MySQL Running Total with COUNT

I'm aware of the set @running_sum=0; @running_sum:=@running_sum + ... method, however, it does not seem to be working in my case.

My query:

SELECT DISTINCT(date), COUNT(*) AS count 
   FROM table1
   WHERE date > '2011-09-29' AND applicationid = '123'
   GROUP BY date ORDER BY date

The result gives me unique dates, with the count of occurrences of application 123.

I want to keep a running total of the count, to see the accumulated growth.

Right now I'm doing this in PHP, but I want to switch it all to MySQL.

Using the method from the first line of this post simply duplicates the count, instead of accumulating it.

What am I missing?

P.S. The set is very small, only about 100 entries.
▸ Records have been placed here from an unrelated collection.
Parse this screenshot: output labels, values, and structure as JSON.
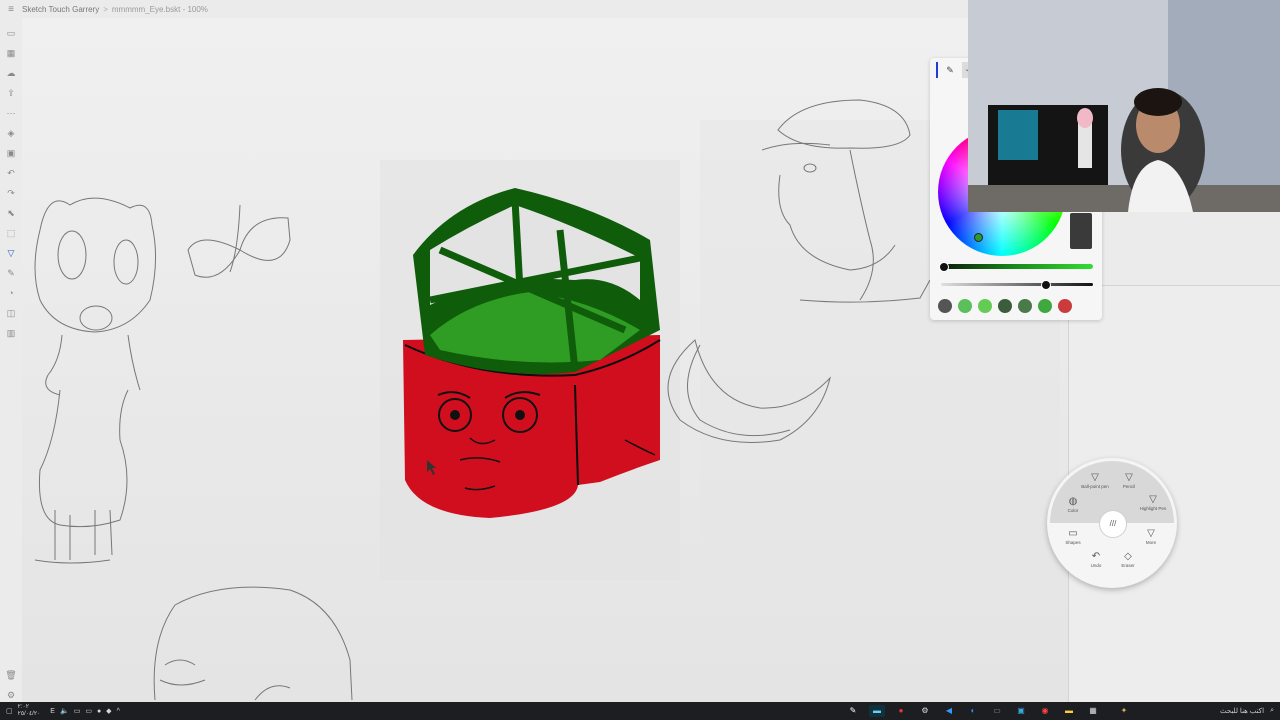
{
  "app": {
    "title": "Sketch Touch Garrery",
    "breadcrumb_sep": ">",
    "file_name": "mmmmm_Eye.bskt - 100%"
  },
  "toolbar": {
    "icons": [
      "menu-icon",
      "folder-icon",
      "grid-icon",
      "cloud-icon",
      "export-icon",
      "more-icon",
      "layers-icon",
      "insert-icon",
      "undo-icon",
      "redo-icon",
      "select-icon",
      "lasso-icon",
      "pen-icon",
      "marker-icon",
      "brush-icon",
      "stamp-icon",
      "settings-icon",
      "delete-icon"
    ]
  },
  "color_panel": {
    "pen_tab": "✎",
    "tab2": "⌁",
    "current_color": "#3a3a3a",
    "swatches": [
      "#555555",
      "#5bbf5b",
      "#64cc55",
      "#3b5d3b",
      "#4a7a4a",
      "#3fa83f",
      "#cc3b3b"
    ]
  },
  "radial_menu": {
    "items": [
      {
        "label": "Ball-point pen",
        "icon": "ballpoint-pen-icon",
        "glyph": "▽"
      },
      {
        "label": "Pencil",
        "icon": "pencil-icon",
        "glyph": "▽"
      },
      {
        "label": "Highlight Pen",
        "icon": "highlighter-icon",
        "glyph": "▽"
      },
      {
        "label": "Color",
        "icon": "color-icon",
        "glyph": "◍"
      },
      {
        "label": "More",
        "icon": "more-pens-icon",
        "glyph": "▽"
      },
      {
        "label": "Shapes",
        "icon": "shapes-icon",
        "glyph": "▭"
      },
      {
        "label": "Undo",
        "icon": "undo-icon",
        "glyph": "↶"
      },
      {
        "label": "Eraser",
        "icon": "eraser-icon",
        "glyph": "◇"
      }
    ],
    "hub_glyph": "///"
  },
  "taskbar": {
    "clock_line1": "٢:٠٢",
    "clock_line2": "٢٥/٠٤/٢٠",
    "lang": "E",
    "search_placeholder": "اكتب هنا للبحث"
  }
}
Edit: you're right ypercube:

Here's the version with running_sum:

SET @running_sum=0;
SELECT date, @running_sum:=@running_sum + COUNT(*) AS total FROM table1
   WHERE date > '2011-09-29' AND applicationid = '123'
   GROUP BY date ORDER BY date

count column ends up being the same as if I just printed COUNT(*)


Solution 1:

Updated Answer

The OP asked for a single-query approach, so as not to have to SET a user variable separately from using the variable to compute the running total:

SELECT d.date,
       @running_sum:=@running_sum + d.count AS running
  FROM (  SELECT date, COUNT(*) AS `count`
            FROM table1
           WHERE date > '2011-09-29' AND applicationid = '123'
        GROUP BY date
        ORDER BY date ) d
  JOIN (SELECT @running_sum := 0 AS dummy) dummy;

"Inline initialization" of user variables is useful for simulating other analytic functions, too. Indeed I learned this technique from answers like this one.

Original Answer

You need to introduce an enclosing query to tabulate the @running_sum over your COUNT(*)ed records:

SET @running_sum=0;
SELECT d.date,
       @running_sum:=@running_sum + d.count AS running
  FROM (  SELECT date, COUNT(*) AS `count`
            FROM table1
           WHERE date > '2011-09-29' AND applicationid = '123'
        GROUP BY date
        ORDER BY date ) d;

See also this answer.

Solution 2:

SQL is notoriously poor at running totals. As your result set is in order, you are much better advised to append a calculated running total column on the client side. Nothing in SQL will be as performant as that.